You need your own independent solicitor as your interests may not be the same as DPs. Personally I would go with a different firm of solicitors.

For the sale of your house I see no reason why you can’t continue with your conveyancer. Given the funds from the sale will be needed shortly I would just put the money in a high rate savings acct. If over £85k look at NS&I as they guarantee more. No financial advisor needed.

For the purchase of a % of DPs house I would suggest a conveyancing solicitor from a different firm. This is because you need to be clear are you owning the house as joint tenants or tenants in common. For the latter a deed of trust is needed if % are different to 50:50. You also need to consider a will. Your solicitor will advise you what is best for you, pros and cons etc.

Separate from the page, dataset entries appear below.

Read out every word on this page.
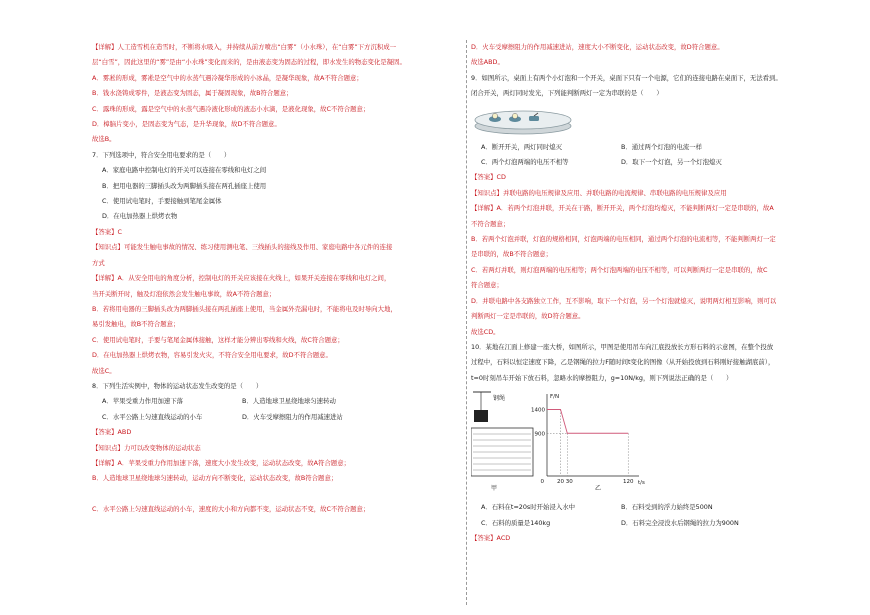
【详解】人工造雪机在造雪时，不断将水吸入，并持续从前方喷出“白雾”（小水珠），在“白雾”下方沉积成一
层“白雪”，因此这里的“雾”是由“小水珠”变化而来的，是由液态变为固态的过程，即水发生的物态变化是凝固。
A．雾凇的形成，雾凇是空气中的水蒸气遇冷凝华形成的小冰晶，是凝华现象，故A不符合题意；
B．钱水浇铸成零件，是液态变为固态，属于凝固现象，故B符合题意；
C．露珠的形成，露是空气中的水蒸气遇冷液化形成的液态小水滴，是液化现象，故C不符合题意；
D．樟脑片变小，是固态变为气态，是升华现象，故D不符合题意。
故选B。
7．下列选项中，符合安全用电要求的是（　　）
A．家庭电路中控制电灯的开关可以连接在零线和电灯之间
B．把用电器的三脚插头改为两脚插头接在两孔插座上使用
C．使用试电笔时，手要接触到笔尾金属体
D．在电加热器上烘烤衣物
【答案】C
【知识点】可能发生触电事故的情况、练习使用测电笔、三线插头的接线及作用、家庭电路中各元件的连接
方式
【详解】A．从安全用电的角度分析，控制电灯的开关应该接在火线上，如果开关连接在零线和电灯之间，
当开关断开时，触及灯泡依然会发生触电事故，故A不符合题意；
B．若将用电器的三脚插头改为两脚插头接在两孔插座上使用，当金属外壳漏电时，不能将电及时导向大地，
易引发触电，故B不符合题意；
C．使用试电笔时，手要与笔尾金属体接触，这样才能分辨出零线和火线，故C符合题意；
D．在电加热器上烘烤衣物，容易引发火灾，不符合安全用电要求，故D不符合题意。
故选C。
8．下列生活实例中，物体的运动状态发生改变的是（　　）
A．苹果受重力作用加速下落	B．人造地球卫星绕地球匀速转动
C．水平公路上匀速直线运动的小车	D．火车受摩擦阻力的作用减速进站
【答案】ABD
【知识点】力可以改变物体的运动状态
【详解】A．苹果受重力作用加速下落，速度大小发生改变，运动状态改变，故A符合题意；
B．人造地球卫星绕地球匀速转动，运动方向不断变化，运动状态改变，故B符合题意；

C．水平公路上匀速直线运动的小车，速度的大小和方向都不变，运动状态不变，故C不符合题意；
D．火车受摩擦阻力的作用减速进站，速度大小不断变化，运动状态改变，故D符合题意。
故选ABD。
9．如图所示，桌面上有两个小灯泡和一个开关，桌面下只有一个电源，它们的连接电路在桌面下，无法看到。
闭合开关，两灯同时发光，下列能判断两灯一定为串联的是（　　）
A．断开开关，两灯同时熄灭	B．通过两个灯泡的电流一样
C．两个灯泡两端的电压不相等	D．取下一个灯泡，另一个灯泡熄灭
【答案】CD
【知识点】并联电路的电压规律及应用、并联电路的电流规律、串联电路的电压规律及应用
【详解】A．若两个灯泡并联，开关在干路，断开开关，两个灯泡均熄灭，不能判断两灯一定是串联的，故A
不符合题意；
B．若两个灯泡并联，灯泡的规格相同，灯泡两端的电压相同，通过两个灯泡的电流相等，不能判断两灯一定
是串联的，故B不符合题意；
C．若两灯并联，则灯泡两端的电压相等；两个灯泡两端的电压不相等，可以判断两灯一定是串联的，故C
符合题意；
D．并联电路中各支路独立工作，互不影响，取下一个灯泡，另一个灯泡就熄灭，说明两灯相互影响，则可以
判断两灯一定是串联的，故D符合题意。
故选CD。
10．某地在江面上修建一座大桥，如图所示，甲图是使用吊车向江底投放长方形石料的示意图，在整个投放
过程中，石料以恒定速度下降，乙是钢绳的拉力F随时间t变化的图像（从开始投放到石料刚好接触湖底前），
t=0时刻吊车开始下放石料，忽略水的摩擦阻力，g=10N/kg，则下列说法正确的是（　　）
钢绳
甲
F/N
t/s
1400
900
0 20 30	120
乙
A．石料在t=20s时开始浸入水中	B．石料受到的浮力始终是500N
C．石料的质量是140kg	D．石料完全浸没水后钢绳的拉力为900N
【答案】ACD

For the joint mortgage your DP and Ex should start by talking to the current lender. They will advise what you can and cannot do with the current mortgage - including whether you can take over from ex (I doubt it). Your DHs solicitor should be sufficient to deal with legal aspects.

You and DH then need to talk to current lender/mortgage advisor to secure a joint mortgage. Start with the current lender first as this may be cost effective.

I would only see you needing a financial advisor for medium/long term savings/investment advice.

MortgageConundrum · 07/06/2023 15:05

Thank you @Premiumbondbaby I had been wondering where to put the money from my house for the short period before I buy STBXW out, due to the limit for compensation if the banks collapse. I’ve never had savings so I’ve never needed to think about splitting money across different banks!

I will find a different conveyancer for the purchase, not the same firm that are handling the divorce.

I already have a will but I know DP doesn’t, despite my nagging, so need to nag harder. His death in service benefit for his pension is already set up to be paid to be, but we’ll need life insurance when we get the joint mortgage.

we won’t be needing a financial advisor for long term investment advice!

OP posts:
messybutfun · 07/06/2023 18:46

You get a higher temporary balance protection for 6 months for the sale of a house (or other life events) so no need to spread the money around if you are buying within that timeframe.

Ask the current lender if they accept a transfer of equity removing ex and replacing with you. It will need to be fully assessed but you should be able to continue the current deal.